Tenía tantas virtudes saludables, pero ¡qué asco! Esa leche tibia espumosa que se transparentaba en el vidrio de los altos jarros, ¡qué tortura! Niñita de ciudad no entendía que la leche no la traía La Martona sino Francisca una negra graciosa en el menear de sus caderas, que arrollaba las mangas de su blusa hasta el codo cuando ordeñaba, cuan do lavaba en la pileta, la piel le brillaba como seda o eso creía yo, ¡parecía tan poderosa cuando golpeaba con la palmeta la ropa! Debía ser una de las pocas personas que respe taba, después de mi madrina Nélida, quien llegaba sacudiendo la fusta contra sus pantalones cuando volvía de la olería, la fábrica de ladrillos que quedaba a buena distancia de la casa, Nélida llamaba a su fusta, el comisario, vanos esfuerzos para darme miedo.



¡Cuánto los amé! Ambrosia, los peoncitos que se criaban sin madre a la buena de Dios y de la casa. No había Pombero ni remolinos que me detuvieran al mediodía, estropeando la siesta de la abuela. Lilú! Lilú ¡! ¡Por donde anda esa gurisita! ¡Por Dios igual a la madre!

Como un escuerzo colgaban mis patas flacas, descalza, en enagua desde la horqueta de algún árbol Lilú! Lilú. Gritaba mi abuela, mientras yo me reía en silencio



Con los años cada vez me sentí mas cercana, mi pertenencia a ese mundo de mujeres fuertes que componían, mi familia materna.



La idea de la tía que era oradora de barricada del PC me deslumbraba, que dejaban sus maridos, me deliraba, ningún hombre se atrevió a desafiarlas, ni siquiera mi padre que era muy dominante, a sus enojos mi madre o sus hermanas contestaban con una carca jada. Pasando del reto a la pura chanza.



Pienso en mis hijas ahora y las veo de la misma casta, seguras, independientes.
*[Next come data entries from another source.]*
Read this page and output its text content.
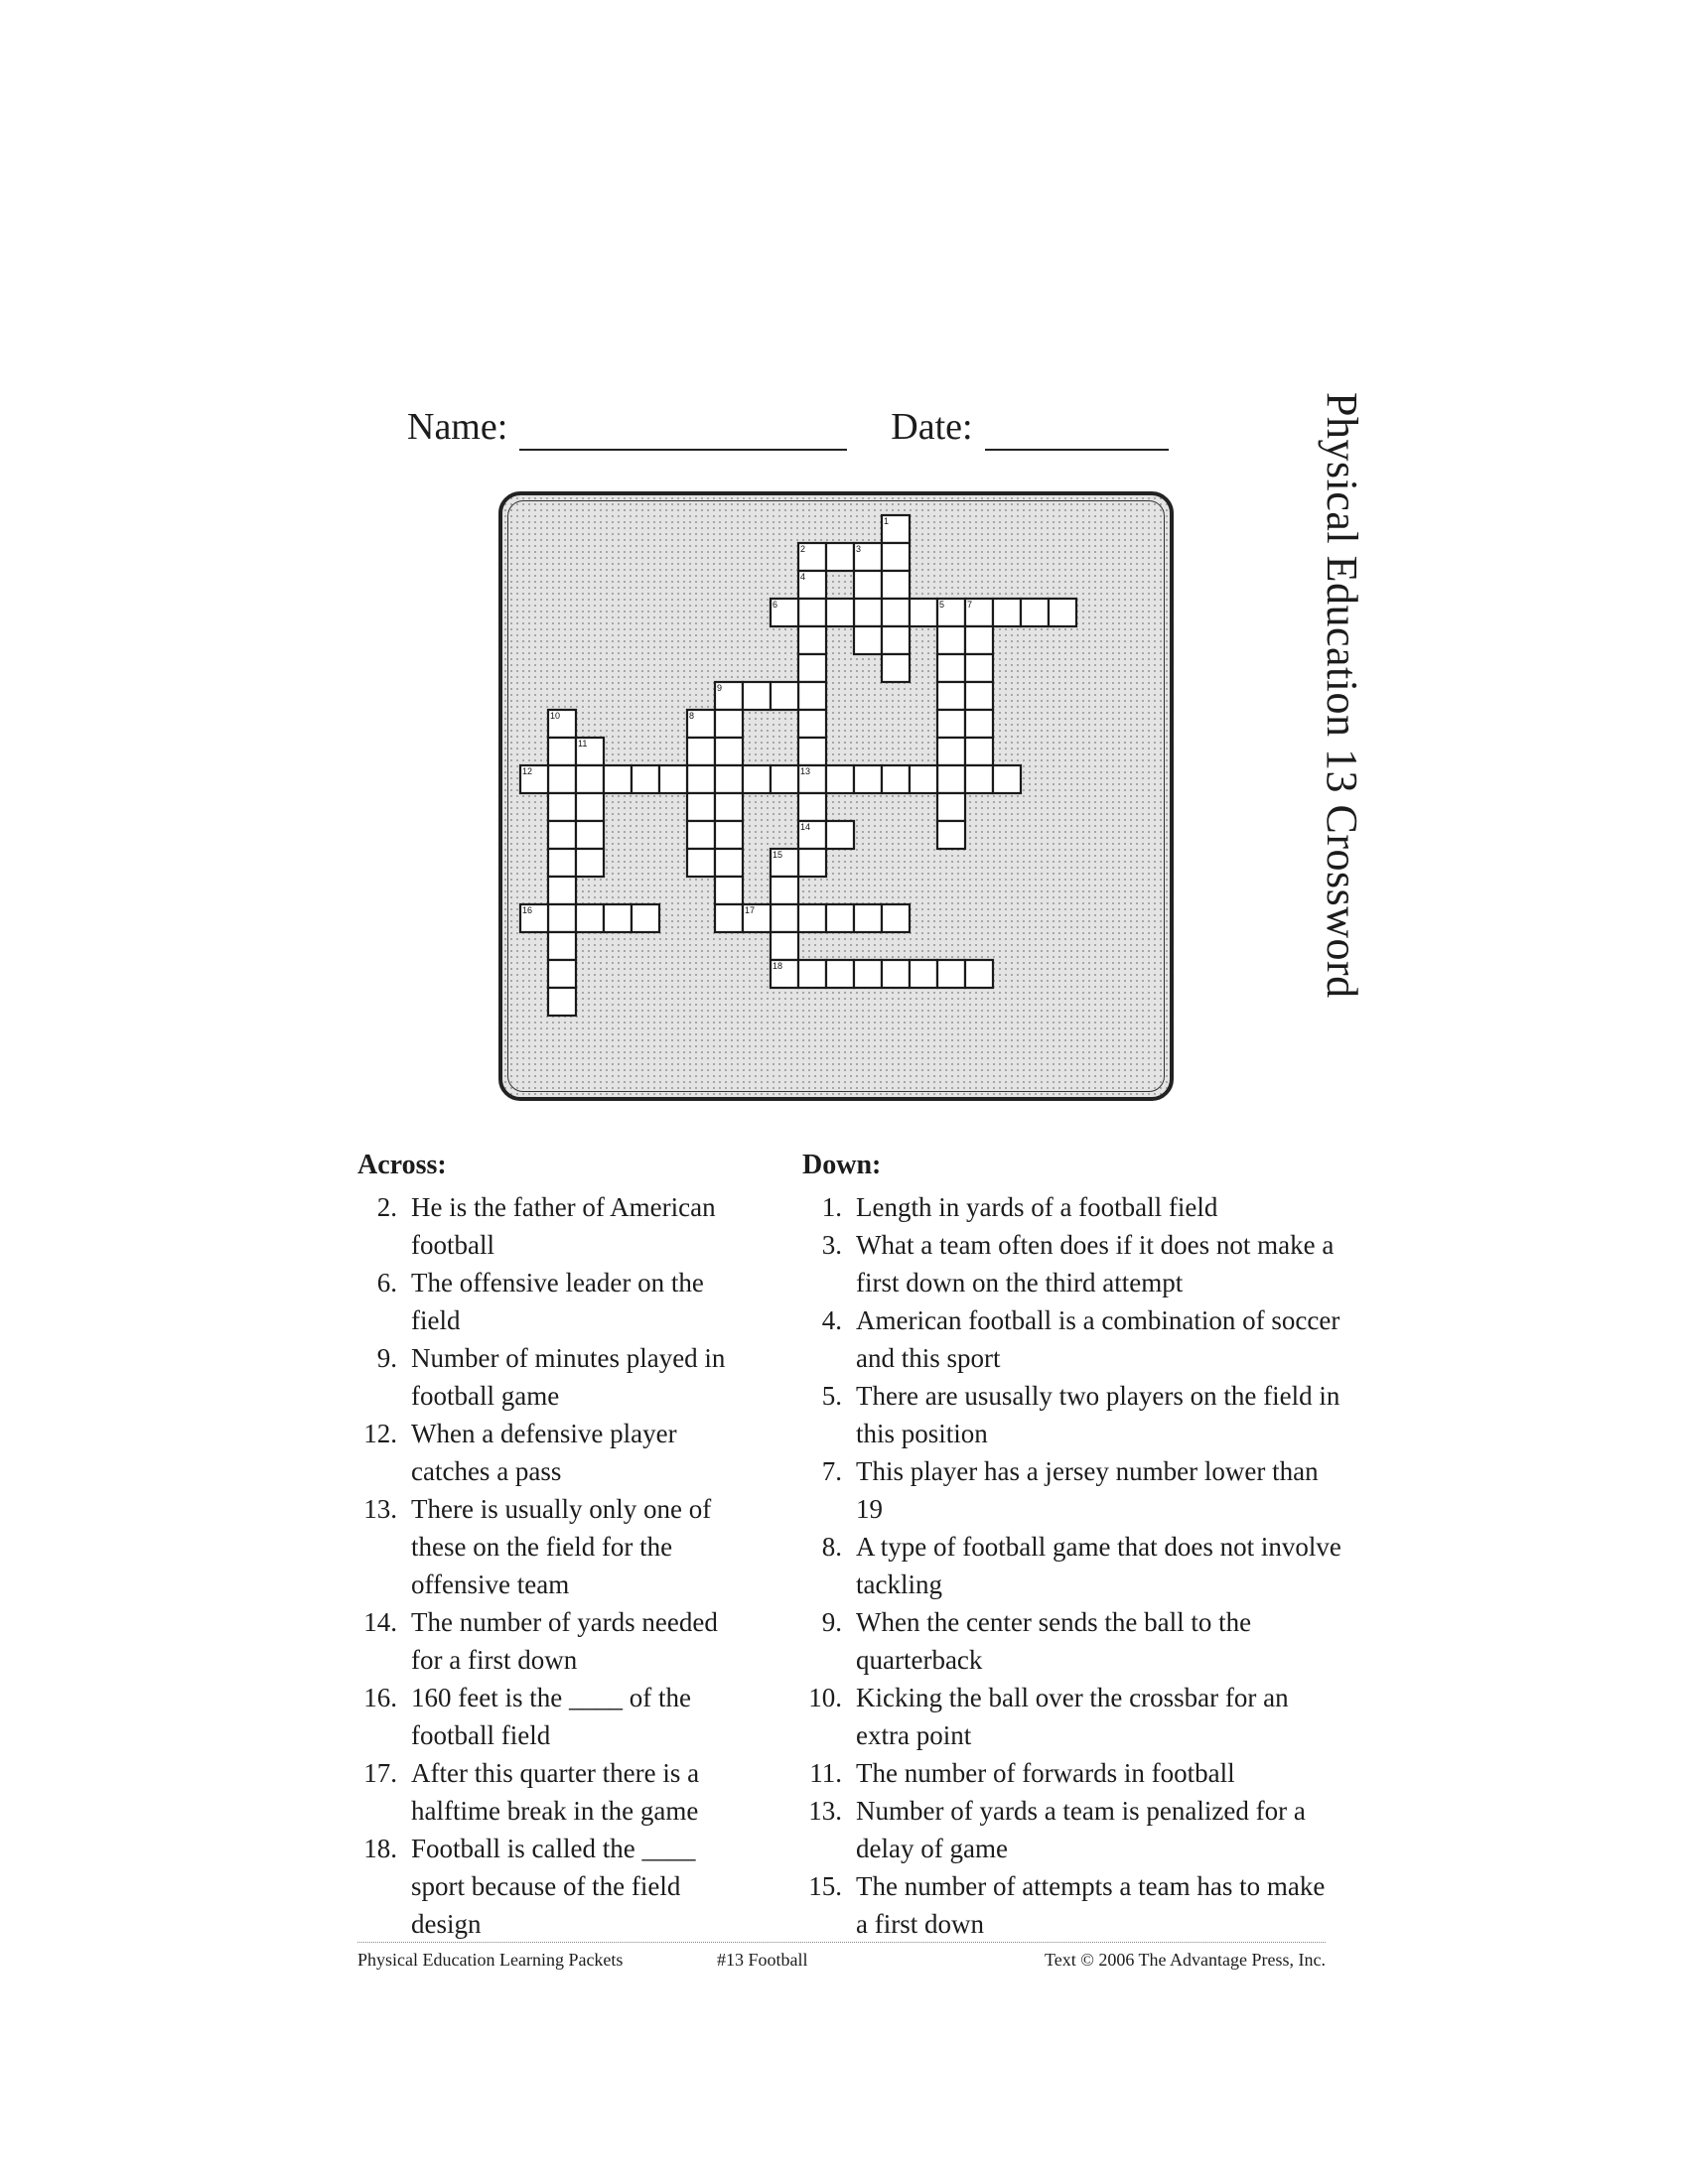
Name:	Date:	Physical Education 13 Crossword
1
2	3
4
5
6	7
8
9
10
11
12	13
14
15
16	17
18
Across:
2. He is the father of American football
6. The offensive leader on the field
9. Number of minutes played in football game
12. When a defensive player catches a pass
13. There is usually only one of these on the field for the offensive team
14. The number of yards needed for a first down
16. 160 feet is the ____ of the football field
17. After this quarter there is a halftime break in the game
18. Football is called the ____ sport because of the field design
Down:
1. Length in yards of a football field
3. What a team often does if it does not make a first down on the third attempt
4. American football is a combination of soccer and this sport
5. There are ususally two players on the field in this position
7. This player has a jersey number lower than 19
8. A type of football game that does not involve tackling
9. When the center sends the ball to the quarterback
10. Kicking the ball over the crossbar for an extra point
11. The number of forwards in football
13. Number of yards a team is penalized for a delay of game
15. The number of attempts a team has to make a first down
Physical Education Learning Packets	#13 Football	Text © 2006 The Advantage Press, Inc.
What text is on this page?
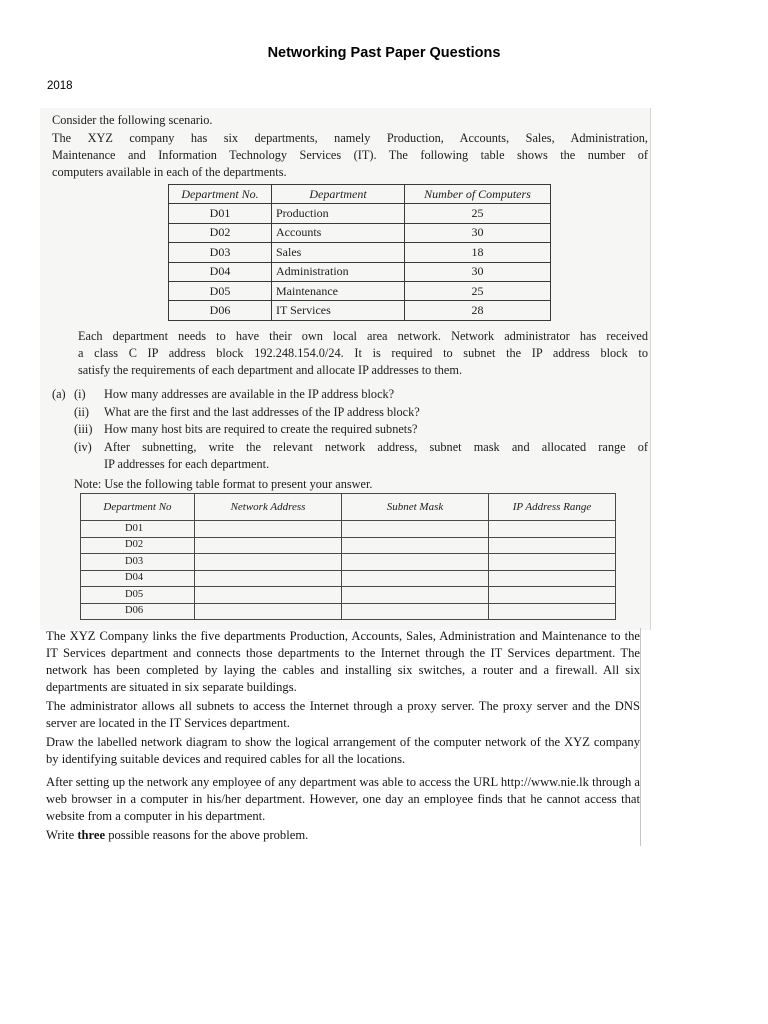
Networking Past Paper Questions
2018

Consider the following scenario.

The XYZ company has six departments, namely Production, Accounts, Sales, Administration,

Maintenance and Information Technology Services (IT). The following table shows the number of

computers available in each of the departments.

Department No.	Department	Number of Computers
D01	Production	25
D02	Accounts	30
D03	Sales	18
D04	Administration	30
D05	Maintenance	25
D06	IT Services	28

Each department needs to have their own local area network. Network administrator has received

a class C IP address block 192.248.154.0/24. It is required to subnet the IP address block to

satisfy the requirements of each department and allocate IP addresses to them.

(a) (i)	How many addresses are available in the IP address block?
(ii)	What are the first and the last addresses of the IP address block?
(iii) How many host bits are required to create the required subnets?
(iv) After subnetting, write the relevant network address, subnet mask and allocated range of
IP addresses for each department.
Note: Use the following table format to present your answer.
Department No	Network Address	Subnet Mask	IP Address Range
D01			
D02			
D03			
D04			
D05			
D06			

The XYZ Company links the five departments Production, Accounts, Sales, Administration and Maintenance to the IT Services department and connects those departments to the Internet through the IT Services department. The network has been completed by laying the cables and installing six switches, a router and a firewall. All six departments are situated in six separate buildings.

The administrator allows all subnets to access the Internet through a proxy server. The proxy server and the DNS server are located in the IT Services department.

Draw the labelled network diagram to show the logical arrangement of the computer network of the XYZ company by identifying suitable devices and required cables for all the locations.

After setting up the network any employee of any department was able to access the URL http://www.nie.lk through a web browser in a computer in his/her department. However, one day an employee finds that he cannot access that website from a computer in his department.

Write three possible reasons for the above problem.
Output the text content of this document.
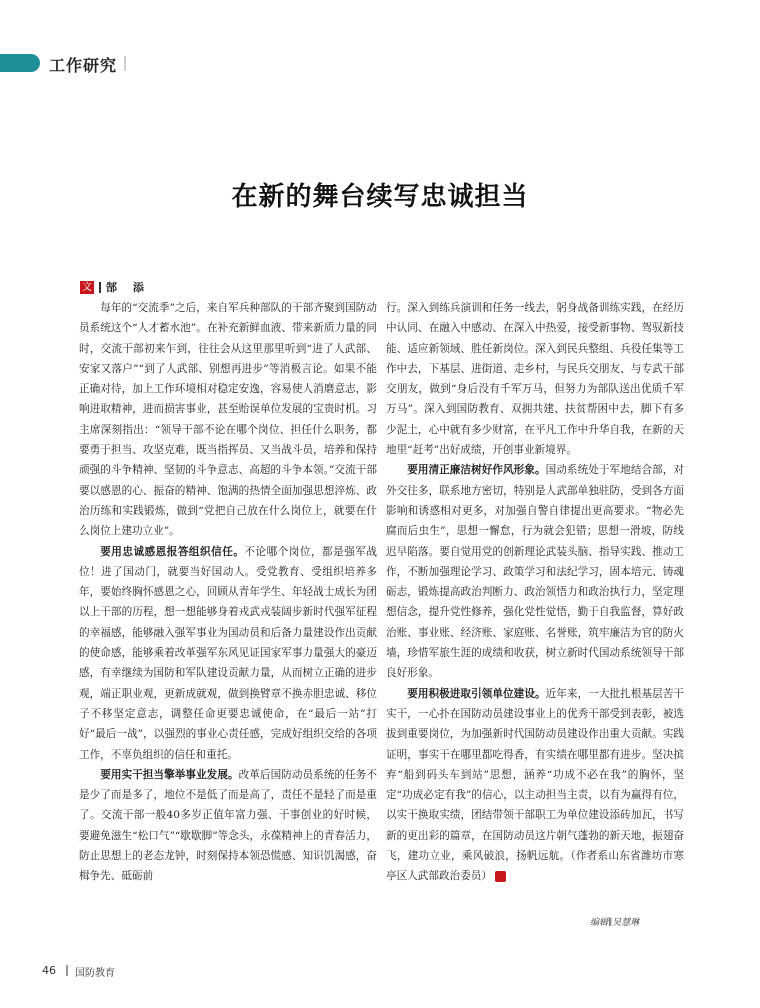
工作研究
在新的舞台续写忠诚担当
文 郜 添

每年的“交流季”之后，来自军兵种部队的干部齐聚到国防动员系统这个“人才蓄水池”。在补充新鲜血液、带来新质力量的同时，交流干部初来乍到，往往会从这里那里听到“进了人武部、安家又落户”“到了人武部、别想再进步”等消极言论。如果不能正确对待，加上工作环境相对稳定安逸，容易使人消磨意志，影响进取精神，进而损害事业，甚至贻误单位发展的宝贵时机。习主席深刻指出：“领导干部不论在哪个岗位、担任什么职务，都要勇于担当、攻坚克难，既当指挥员、又当战斗员，培养和保持顽强的斗争精神、坚韧的斗争意志、高超的斗争本领。”交流干部要以感恩的心、振奋的精神、饱满的热情全面加强思想淬炼、政治历练和实践锻炼，做到“党把自己放在什么岗位上，就要在什么岗位上建功立业”。

要用忠诚感恩报答组织信任。不论哪个岗位，都是强军战位！进了国动门，就要当好国动人。受党教育、受组织培养多年，要始终胸怀感恩之心，回顾从青年学生、年轻战士成长为团以上干部的历程，想一想能够身着戎武戎装阔步新时代强军征程的幸福感，能够融入强军事业为国动员和后备力量建设作出贡献的使命感，能够乘着改革强军东风见证国家军事力量强大的豪迈感，有幸继续为国防和军队建设贡献力量，从而树立正确的进步观，端正职业观，更新成就观，做到换臂章不换赤胆忠诚、移位子不移坚定意志，调整任命更要忠诚使命，在“最后一站”打好“最后一战”，以强烈的事业心责任感，完成好组织交给的各项工作，不辜负组织的信任和重托。

要用实干担当擎举事业发展。改革后国防动员系统的任务不是少了而是多了，地位不是低了而是高了，责任不是轻了而是重了。交流干部一般40多岁正值年富力强、干事创业的好时候，要避免滋生“松口气”“歇歇脚”等念头，永葆精神上的青春活力，防止思想上的老态龙钟，时刻保持本领恐慌感、知识饥渴感，奋楫争先、砥砺前

行。深入到练兵演训和任务一线去，躬身战备训练实践，在经历中认同、在融入中感动、在深入中热爱，接受新事物、驾驭新技能、适应新领域、胜任新岗位。深入到民兵整组、兵役任集等工作中去，下基层、进街道、走乡村，与民兵交朋友、与专武干部交朋友，做到“身后没有千军万马，但努力为部队送出优质千军万马”。深入到国防教育、双拥共建、扶贫帮困中去，脚下有多少泥土，心中就有多少财富，在平凡工作中升华自我，在新的天地里“赶考”出好成绩，开创事业新境界。

要用清正廉洁树好作风形象。国动系统处于军地结合部，对外交往多，联系地方密切，特别是人武部单独驻防，受到各方面影响和诱惑相对更多，对加强自警自律提出更高要求。“物必先腐而后虫生”，思想一懈怠，行为就会犯错；思想一滑坡，防线迟早陷落。要自觉用党的创新理论武装头脑、指导实践、推动工作，不断加强理论学习、政策学习和法纪学习，固本培元、铸魂砺志，锻炼提高政治判断力、政治领悟力和政治执行力，坚定理想信念，提升党性修养，强化党性觉悟，勤于自我监督，算好政治账、事业账、经济账、家庭账、名誉账，筑牢廉洁为官的防火墙，珍惜军旅生涯的成绩和收获，树立新时代国动系统领导干部良好形象。

要用积极进取引领单位建设。近年来，一大批扎根基层苦干实干，一心扑在国防动员建设事业上的优秀干部受到表彰，被选拔到重要岗位，为加强新时代国防动员建设作出重大贡献。实践证明，事实干在哪里都吃得香，有实绩在哪里都有进步。坚决摈弃“船到码头车到站”思想，涵养“功成不必在我”的胸怀，坚定“功成必定有我”的信心，以主动担当主责，以有为赢得有位，以实干换取实绩，团结带领干部职工为单位建设添砖加瓦，书写新的更出彩的篇章，在国防动员这片朝气蓬勃的新天地，振翅奋飞，建功立业，乘风破浪，扬帆远航。（作者系山东省潍坊市寒亭区人武部政治委员）	C

编辑∥吴慧琳
46 国防教育
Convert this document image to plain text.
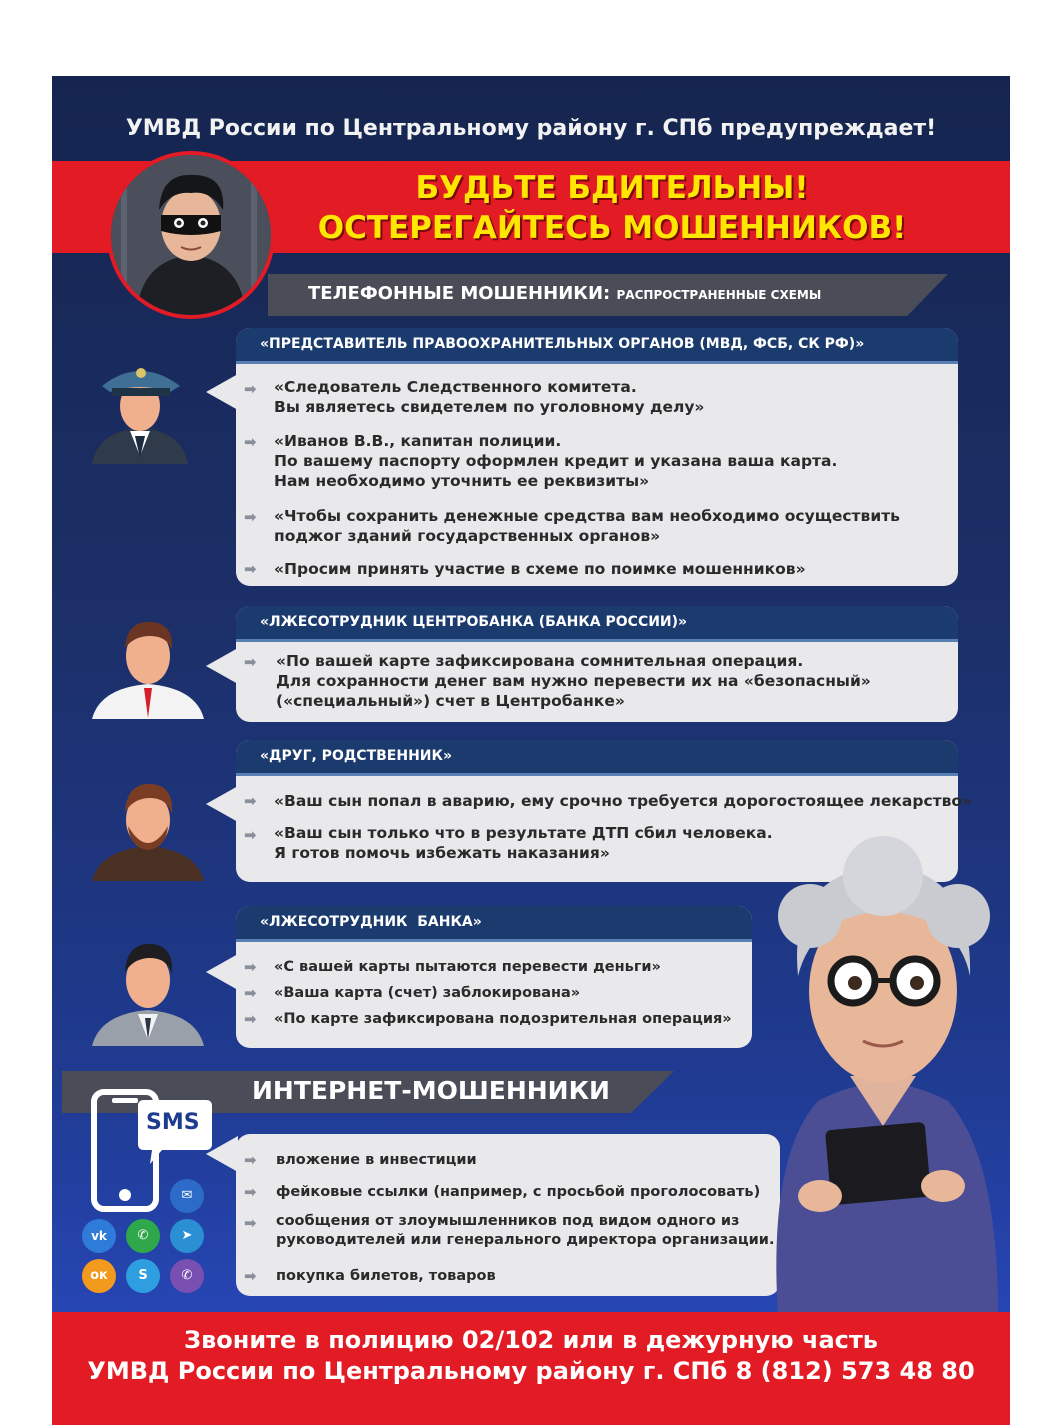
УМВД России по Центральному району г. СПб предупреждает!
БУДЬТЕ БДИТЕЛЬНЫ!
ОСТЕРЕГАЙТЕСЬ МОШЕННИКОВ!
ТЕЛЕФОННЫЕ МОШЕННИКИ: РАСПРОСТРАНЕННЫЕ СХЕМЫ
«ПРЕДСТАВИТЕЛЬ ПРАВООХРАНИТЕЛЬНЫХ ОРГАНОВ (МВД, ФСБ, СК РФ)»
➡ «Следователь Следственного комитета.
Вы являетесь свидетелем по уголовному делу»
➡ «Иванов В.В., капитан полиции.
По вашему паспорту оформлен кредит и указана ваша карта.
Нам необходимо уточнить ее реквизиты»
➡ «Чтобы сохранить денежные средства вам необходимо осуществить
поджог зданий государственных органов»
➡ «Просим принять участие в схеме по поимке мошенников»
«ЛЖЕСОТРУДНИК ЦЕНТРОБАНКА (БАНКА РОССИИ)»
➡ «По вашей карте зафиксирована сомнительная операция.
Для сохранности денег вам нужно перевести их на «безопасный»
(«специальный») счет в Центробанке»
«ДРУГ, РОДСТВЕННИК»
➡ «Ваш сын попал в аварию, ему срочно требуется дорогостоящее лекарство»
➡ «Ваш сын только что в результате ДТП сбил человека.
Я готов помочь избежать наказания»
«ЛЖЕСОТРУДНИК  БАНКА»
➡ «С вашей карты пытаются перевести деньги»
➡ «Ваша карта (счет) заблокирована»
➡ «По карте зафиксирована подозрительная операция»
ИНТЕРНЕТ-МОШЕННИКИ
SMS
✉
vk	✆	➤
ок	S	✆
➡ вложение в инвестиции
➡ фейковые ссылки (например, с просьбой проголосовать)
➡ сообщения от злоумышленников под видом одного из
руководителей или генерального директора организации.
➡ покупка билетов, товаров
Звоните в полицию 02/102 или в дежурную часть
УМВД России по Центральному району г. СПб 8 (812) 573 48 80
Como el

Urunday decía mi abuelo.





Los años me fueron despidiendo de Corrientes, muchas veces intenté volver pero fui cobarde, tuve miedo que nada de eso fuera verdad, ni el estanque, ni el pombero, ni los paraísos enormes que cobijaban la siesta, nada podría ser mas cierto que mi memoria.



Ahora son mis hijas las que descubren las semejanzas, ¡que parecida a tu madre! No por halago sino por las manías, el té de las madrugadas, la robe de chambre y diría yo el pensamiento tan libre de mi madre.



¿Será cierto? ¿Tanto? Por suerte no tomo Nestum ni como pollo con manzanas casi todos los días, directamente salto las comidas o las cambio de tiempo, ¿será cierto? digo dudosa.



Hasta encontrar cotidiano e irrepetible, en mis noches de libros e insomnios, sobre la mesa de luz un vaso y… ¡La sonrisa de mamá!